Par acte sous seing privé en date du 05 février 2025, la SA SEMIGA a donné en location à usage unique d’habitation à Madame [O] [J] un logement situé [Adresse 5] moyennant le paiement d’un loyer mensuel de 442,95 euros outre la somme de 79 euros de provisions sur charges.
Des loyers demeuraient impayés et le 30 mai 2025, la SA SEMIGA faisait délivrer un commandement de payer les loyers et les charges visant la clause résolutoire à son locataire, pour un montant en principal de 1 496,26 euros.

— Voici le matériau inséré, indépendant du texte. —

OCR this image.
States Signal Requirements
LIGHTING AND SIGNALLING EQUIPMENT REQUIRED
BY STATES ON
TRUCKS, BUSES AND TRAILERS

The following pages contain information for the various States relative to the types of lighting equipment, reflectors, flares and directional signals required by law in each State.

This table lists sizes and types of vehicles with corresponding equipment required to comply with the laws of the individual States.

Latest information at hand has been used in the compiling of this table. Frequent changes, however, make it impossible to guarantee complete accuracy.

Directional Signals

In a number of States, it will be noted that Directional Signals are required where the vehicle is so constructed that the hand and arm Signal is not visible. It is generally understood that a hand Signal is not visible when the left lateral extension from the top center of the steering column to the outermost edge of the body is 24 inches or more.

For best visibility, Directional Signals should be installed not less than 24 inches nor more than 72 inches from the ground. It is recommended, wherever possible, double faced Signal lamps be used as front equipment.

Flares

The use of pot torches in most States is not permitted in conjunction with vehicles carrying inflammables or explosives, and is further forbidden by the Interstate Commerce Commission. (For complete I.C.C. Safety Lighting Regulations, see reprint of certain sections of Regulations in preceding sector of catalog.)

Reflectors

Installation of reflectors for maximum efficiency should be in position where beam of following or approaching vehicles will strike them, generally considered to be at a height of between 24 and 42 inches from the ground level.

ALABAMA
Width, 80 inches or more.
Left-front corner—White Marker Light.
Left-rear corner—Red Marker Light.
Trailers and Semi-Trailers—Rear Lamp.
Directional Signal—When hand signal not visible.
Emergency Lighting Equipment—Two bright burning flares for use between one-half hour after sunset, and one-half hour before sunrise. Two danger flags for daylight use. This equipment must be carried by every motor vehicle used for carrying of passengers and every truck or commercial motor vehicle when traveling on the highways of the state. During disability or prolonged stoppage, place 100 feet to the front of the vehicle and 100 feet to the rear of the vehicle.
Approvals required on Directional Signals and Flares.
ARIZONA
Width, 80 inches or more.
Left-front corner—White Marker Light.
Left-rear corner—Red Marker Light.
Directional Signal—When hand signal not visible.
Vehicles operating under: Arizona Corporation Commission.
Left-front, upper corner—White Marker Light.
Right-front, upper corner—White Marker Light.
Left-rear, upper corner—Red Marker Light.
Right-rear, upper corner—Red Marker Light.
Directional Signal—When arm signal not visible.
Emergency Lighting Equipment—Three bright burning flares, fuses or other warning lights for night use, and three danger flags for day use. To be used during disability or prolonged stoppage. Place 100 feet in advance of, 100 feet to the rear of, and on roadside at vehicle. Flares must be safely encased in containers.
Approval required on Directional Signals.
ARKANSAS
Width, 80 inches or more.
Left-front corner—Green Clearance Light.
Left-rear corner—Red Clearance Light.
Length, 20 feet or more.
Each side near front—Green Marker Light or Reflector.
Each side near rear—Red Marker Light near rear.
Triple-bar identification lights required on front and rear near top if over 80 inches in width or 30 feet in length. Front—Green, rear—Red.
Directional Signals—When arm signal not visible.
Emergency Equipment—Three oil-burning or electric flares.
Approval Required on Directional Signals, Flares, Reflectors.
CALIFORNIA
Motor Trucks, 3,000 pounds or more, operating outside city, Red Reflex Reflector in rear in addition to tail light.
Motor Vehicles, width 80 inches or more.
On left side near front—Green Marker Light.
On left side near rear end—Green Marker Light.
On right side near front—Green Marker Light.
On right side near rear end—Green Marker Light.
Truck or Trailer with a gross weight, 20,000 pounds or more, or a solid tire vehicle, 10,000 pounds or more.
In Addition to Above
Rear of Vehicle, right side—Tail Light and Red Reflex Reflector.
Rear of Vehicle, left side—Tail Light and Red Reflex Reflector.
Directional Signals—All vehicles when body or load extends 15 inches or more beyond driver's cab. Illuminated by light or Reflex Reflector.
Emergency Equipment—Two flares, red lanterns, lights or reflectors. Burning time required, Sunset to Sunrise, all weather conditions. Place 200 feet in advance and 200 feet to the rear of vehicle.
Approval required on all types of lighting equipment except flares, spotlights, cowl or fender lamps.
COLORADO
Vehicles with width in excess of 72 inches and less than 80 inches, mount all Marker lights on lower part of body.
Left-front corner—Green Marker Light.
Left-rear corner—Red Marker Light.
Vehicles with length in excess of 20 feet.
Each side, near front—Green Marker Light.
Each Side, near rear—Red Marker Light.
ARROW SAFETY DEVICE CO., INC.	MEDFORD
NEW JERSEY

Par acte de commissaire de justice en date du 16 juillet 2025, la SA SEMIGA a assigné Madame [O] [J] par devant le tribunal de céans, pour l’audience du 20 octobre 2025 afin de voir :
— CONSTATER la résiliation du bail intervenue de plein droit par le jeu de la clause résolutoire depuis le 12 juillet 2025,
En conséquence :
— ORDONNER son expulsion de corps et de biens ainsi que tout occupant de son chef, si besoin est avec le concours et l’assistance de la force publique et si besoin d’un serrurier,
— CONDAMNER Madame [O] [J] au paiement à titre provisionnel :
o De la somme principale de 2 018,21 euros correspondant aux loyers et charges impayés en deniers ou quittance valable outre intérêts au taux légal à compter du commandement de payer pour les sommes y étant portées et à compter de l’assignation pour le surplus,
o D’une indemnité d’occupation mensuelle égale au montant du dernier loyer et charges variables en fonction des augmentations légales à venir à compter de juillet 2025 et jusqu’à parfaite libération des lieux,
o De la somme de 500,00 euros au titre de l’article 700 du code de procédure civile ainsi qu’aux entiers dépens de l’instance.

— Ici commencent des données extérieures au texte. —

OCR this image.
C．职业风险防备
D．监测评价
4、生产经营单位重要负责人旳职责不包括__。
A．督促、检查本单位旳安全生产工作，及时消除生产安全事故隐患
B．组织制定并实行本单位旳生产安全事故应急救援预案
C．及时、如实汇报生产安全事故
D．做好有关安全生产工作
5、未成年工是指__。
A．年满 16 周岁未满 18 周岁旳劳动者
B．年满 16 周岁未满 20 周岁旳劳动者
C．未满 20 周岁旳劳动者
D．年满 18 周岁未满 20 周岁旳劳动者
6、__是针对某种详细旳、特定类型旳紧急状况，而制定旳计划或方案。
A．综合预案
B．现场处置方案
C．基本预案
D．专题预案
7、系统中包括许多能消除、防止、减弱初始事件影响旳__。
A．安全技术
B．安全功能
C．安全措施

A l’audience du 20 octobre 2025, la SA SEMIGA, comparant par ministère d’avocat, a maintenu l’ensemble de ses demandes et actualisé la dette locative arrêtée au 16 octobre 2025 (échéance du mois d’octobre 2025 incluse) à la somme de 3 210,52 euros.

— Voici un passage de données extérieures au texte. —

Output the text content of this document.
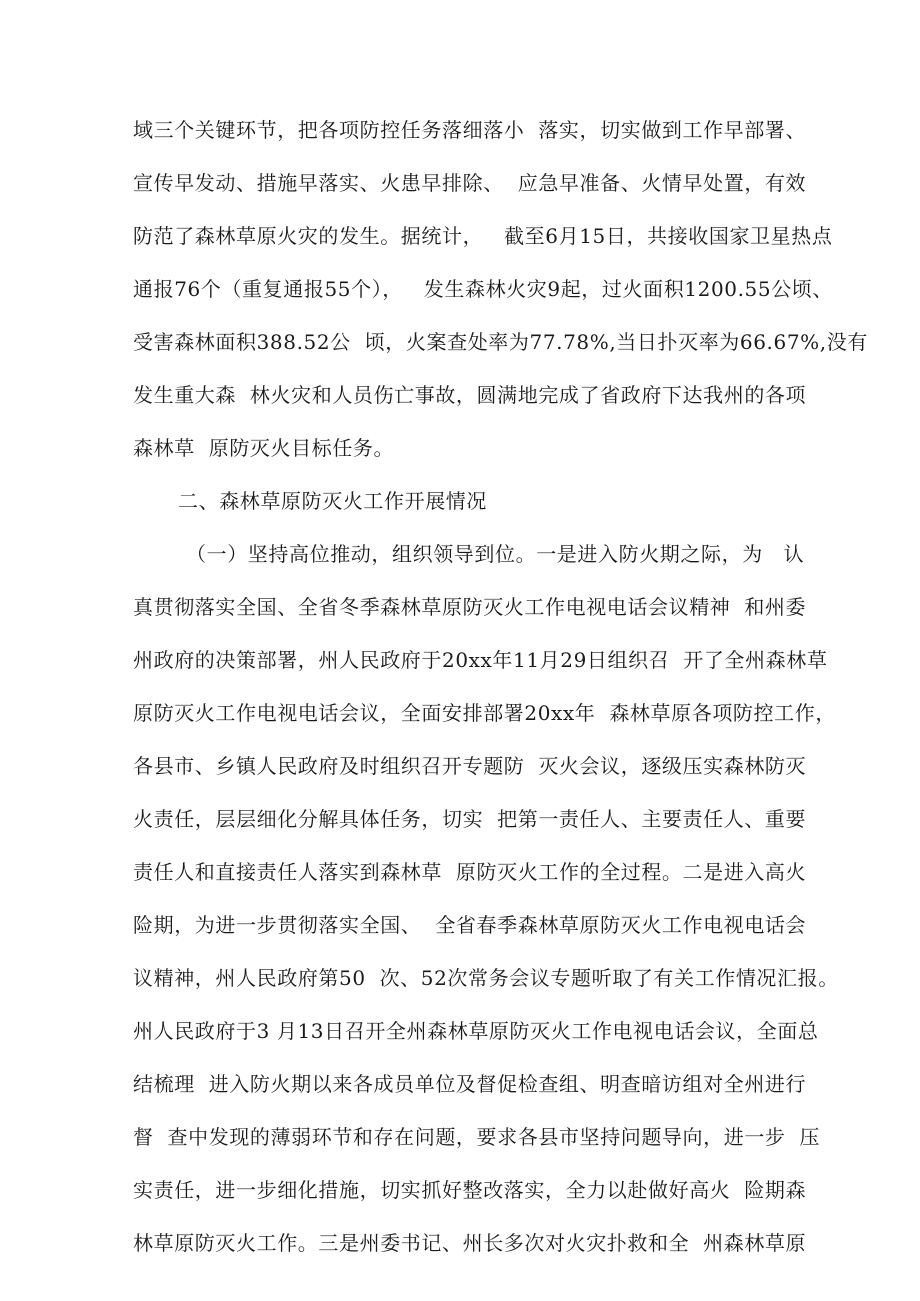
域三个关键环节，把各项防控任务落细落小  落实，切实做到工作早部署、
宣传早发动、措施早落实、火患早排除、  应急早准备、火情早处置，有效
防范了森林草原火灾的发生。据统计，   截至6月15日，共接收国家卫星热点
通报76个（重复通报55个），   发生森林火灾9起，过火面积1200.55公顷、
受害森林面积388.52公  顷，火案查处率为77.78%,当日扑灭率为66.67%,没有
发生重大森  林火灾和人员伤亡事故，圆满地完成了省政府下达我州的各项
森林草  原防灭火目标任务。
二、森林草原防灭火工作开展情况
（一）坚持高位推动，组织领导到位。一是进入防火期之际，为   认
真贯彻落实全国、全省冬季森林草原防灭火工作电视电话会议精神  和州委
州政府的决策部署，州人民政府于20xx年11月29日组织召  开了全州森林草
原防灭火工作电视电话会议，全面安排部署20xx年  森林草原各项防控工作，
各县市、乡镇人民政府及时组织召开专题防  灭火会议，逐级压实森林防灭
火责任，层层细化分解具体任务，切实  把第一责任人、主要责任人、重要
责任人和直接责任人落实到森林草  原防灭火工作的全过程。二是进入高火
险期，为进一步贯彻落实全国、  全省春季森林草原防灭火工作电视电话会
议精神，州人民政府第50  次、52次常务会议专题听取了有关工作情况汇报。
州人民政府于3 月13日召开全州森林草原防灭火工作电视电话会议，全面总
结梳理  进入防火期以来各成员单位及督促检查组、明查暗访组对全州进行
督  查中发现的薄弱环节和存在问题，要求各县市坚持问题导向，进一步  压
实责任，进一步细化措施，切实抓好整改落实，全力以赴做好高火  险期森
林草原防灭火工作。三是州委书记、州长多次对火灾扑救和全  州森林草原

Madame [O] [J], régulièrement assignée, n’a ni comparu ni ne s’est faite représenter.
A l’issue des débats, l’affaire a été mise en délibéré au 17 novembre 2025 par mise à disposition au greffe du tribunal.
MOTIFS
Vu les dispositions des articles 472 et 473 du code de procédure civile,
Sur la recevabilité de la demande :
Aux termes de l’article 24 II de la loi n°89-462 du 6 juillet 1989 :
« Les bailleurs personnes morales autres qu’une société civile constituée exclusivement entre parents et alliés jusqu’au quatrième degré inclus ne peuvent faire délivrer, sous peine d’irrecevabilité de la demande, une assignation aux fins de constat de résiliation du bail avant l’expiration d’un délai de deux mois suivant la saisine de la commission de coordination des actions de prévention des expulsions locatives prévue à l’article 7-2 de la loi n° 90-449 du 31 mai 1990 précitée. Cette saisine est réputée constituée lorsque persiste une situation d’impayés, préalablement signalée dans les conditions réglementaires aux organismes payeurs des aides au logement en vue d’assurer le maintien du versement des aides mentionnées à l’article L. 821-1 du code de la construction et de l’habitation. Cette saisine, qui contient les mêmes informations que celles des signalements par les huissiers de justice des commandements de payer prévus au I du présent article, s’effectue par voie électronique par l’intermédiaire du système d’information prévu au dernier alinéa de l’article 7-2 de la loi n° 90-449 du 31 mai 1990 précitée. »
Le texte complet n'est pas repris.